You will have to box in the top sides and bottom with wood, then install cement board as a backer for the tile. The cement board should be attached to the wood with screws and attached to the stone with concrete anchor screws. Once this is complete then you can use thinset to attach your tile to the cement board.

Posted 2016-01-21T19:17:51+0000  by Mike_HD_OC

Hello HPunome and welcome to the Community.

 Another way to approach this project would be to cover the surface with thinset, to create a flat surface.

Cover the hearth with a drop cloth and remove the mantel and anything else that's attached to the stones. Go over the entire area with a wire brush to dislodge any loose mortar, then scrub off the soot with a rag soaked in white vinegar.


Surface must accept water penetration. Test by sprinkling water on various areas of the substrate.  If water penetrates, then a good bond can be achieved; if water beads, surface contaminants are present, and loss of adhesion may occur. Contaminants should be mechanically removed before installation.  Smooth concrete surfaces, existing glazed tile, terrazzo, or polished stone should be scarified


Let the stones dry for a day or two, then mix up a batch of white, latex-modified thinset cement to the consistency of mayonnaise. Two good chooses are Megalite and Flexbond thinsets.  For complete product details click on the orange words and select specifications.

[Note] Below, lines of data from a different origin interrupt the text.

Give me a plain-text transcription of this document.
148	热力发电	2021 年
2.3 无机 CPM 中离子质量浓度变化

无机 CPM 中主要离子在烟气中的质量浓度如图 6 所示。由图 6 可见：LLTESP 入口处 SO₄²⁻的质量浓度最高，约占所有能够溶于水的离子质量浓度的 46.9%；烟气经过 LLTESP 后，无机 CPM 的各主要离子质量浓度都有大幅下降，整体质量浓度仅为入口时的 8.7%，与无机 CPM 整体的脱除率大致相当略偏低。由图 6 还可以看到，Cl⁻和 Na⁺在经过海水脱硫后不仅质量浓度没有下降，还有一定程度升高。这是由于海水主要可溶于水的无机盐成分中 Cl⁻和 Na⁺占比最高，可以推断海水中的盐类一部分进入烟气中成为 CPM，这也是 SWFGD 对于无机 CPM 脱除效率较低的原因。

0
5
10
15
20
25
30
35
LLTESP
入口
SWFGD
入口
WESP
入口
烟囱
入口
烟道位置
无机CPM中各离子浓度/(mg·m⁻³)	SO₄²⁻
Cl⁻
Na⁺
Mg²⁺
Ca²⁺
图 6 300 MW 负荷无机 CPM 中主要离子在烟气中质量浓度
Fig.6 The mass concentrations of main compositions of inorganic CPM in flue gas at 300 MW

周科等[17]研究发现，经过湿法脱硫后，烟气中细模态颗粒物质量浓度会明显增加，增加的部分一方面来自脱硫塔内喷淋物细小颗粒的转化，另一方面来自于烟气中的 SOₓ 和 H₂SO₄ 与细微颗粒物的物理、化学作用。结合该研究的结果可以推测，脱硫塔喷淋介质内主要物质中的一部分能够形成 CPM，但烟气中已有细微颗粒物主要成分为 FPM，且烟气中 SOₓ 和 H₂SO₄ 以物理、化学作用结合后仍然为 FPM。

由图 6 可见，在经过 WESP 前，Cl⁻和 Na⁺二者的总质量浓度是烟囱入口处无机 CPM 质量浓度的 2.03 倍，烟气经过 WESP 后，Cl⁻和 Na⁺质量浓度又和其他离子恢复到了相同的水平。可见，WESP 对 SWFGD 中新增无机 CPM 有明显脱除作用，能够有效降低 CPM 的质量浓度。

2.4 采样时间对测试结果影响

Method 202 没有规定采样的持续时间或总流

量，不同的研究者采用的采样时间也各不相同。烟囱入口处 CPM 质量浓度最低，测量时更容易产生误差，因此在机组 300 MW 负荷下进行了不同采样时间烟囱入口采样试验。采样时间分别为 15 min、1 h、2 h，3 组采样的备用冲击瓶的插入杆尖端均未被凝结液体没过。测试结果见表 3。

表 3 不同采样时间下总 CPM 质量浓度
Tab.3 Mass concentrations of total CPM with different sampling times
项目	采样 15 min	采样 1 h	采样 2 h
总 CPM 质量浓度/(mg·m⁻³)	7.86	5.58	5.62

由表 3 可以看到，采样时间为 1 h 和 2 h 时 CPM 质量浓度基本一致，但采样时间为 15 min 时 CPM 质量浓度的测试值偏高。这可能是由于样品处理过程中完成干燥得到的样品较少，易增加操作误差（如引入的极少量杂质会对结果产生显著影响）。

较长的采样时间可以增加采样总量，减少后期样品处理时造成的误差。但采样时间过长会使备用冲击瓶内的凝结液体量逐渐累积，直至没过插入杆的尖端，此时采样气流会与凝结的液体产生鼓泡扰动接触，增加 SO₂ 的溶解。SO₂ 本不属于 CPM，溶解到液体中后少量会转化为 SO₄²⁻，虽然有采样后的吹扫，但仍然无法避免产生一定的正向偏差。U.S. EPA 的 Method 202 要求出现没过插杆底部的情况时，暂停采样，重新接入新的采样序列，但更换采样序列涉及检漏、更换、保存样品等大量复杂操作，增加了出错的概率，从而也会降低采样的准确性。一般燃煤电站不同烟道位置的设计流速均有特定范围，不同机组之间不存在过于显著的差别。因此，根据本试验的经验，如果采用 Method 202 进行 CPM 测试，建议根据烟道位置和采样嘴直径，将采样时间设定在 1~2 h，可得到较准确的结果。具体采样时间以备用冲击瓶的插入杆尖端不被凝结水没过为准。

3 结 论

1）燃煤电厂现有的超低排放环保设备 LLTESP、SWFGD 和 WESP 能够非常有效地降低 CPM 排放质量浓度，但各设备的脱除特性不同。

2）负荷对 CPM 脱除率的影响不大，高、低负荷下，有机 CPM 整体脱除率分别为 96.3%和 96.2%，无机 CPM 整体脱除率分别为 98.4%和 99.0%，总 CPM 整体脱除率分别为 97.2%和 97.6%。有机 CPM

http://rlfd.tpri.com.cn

Spread the thinset over the stones with a flat, straight—not notched—trowel and force it into all the grout joints. If the joints are still visible after the first coat cures, skim on a second coat to fill in any depressions. If you do it right, you’ll end up with a surface that’s as flat as backerboard but without any seams. The next day, lay down a new bed of latex-modified thinset combed out with a notched trowel, and set your tiles into that. Don’t use mastic; it can’t take the heat.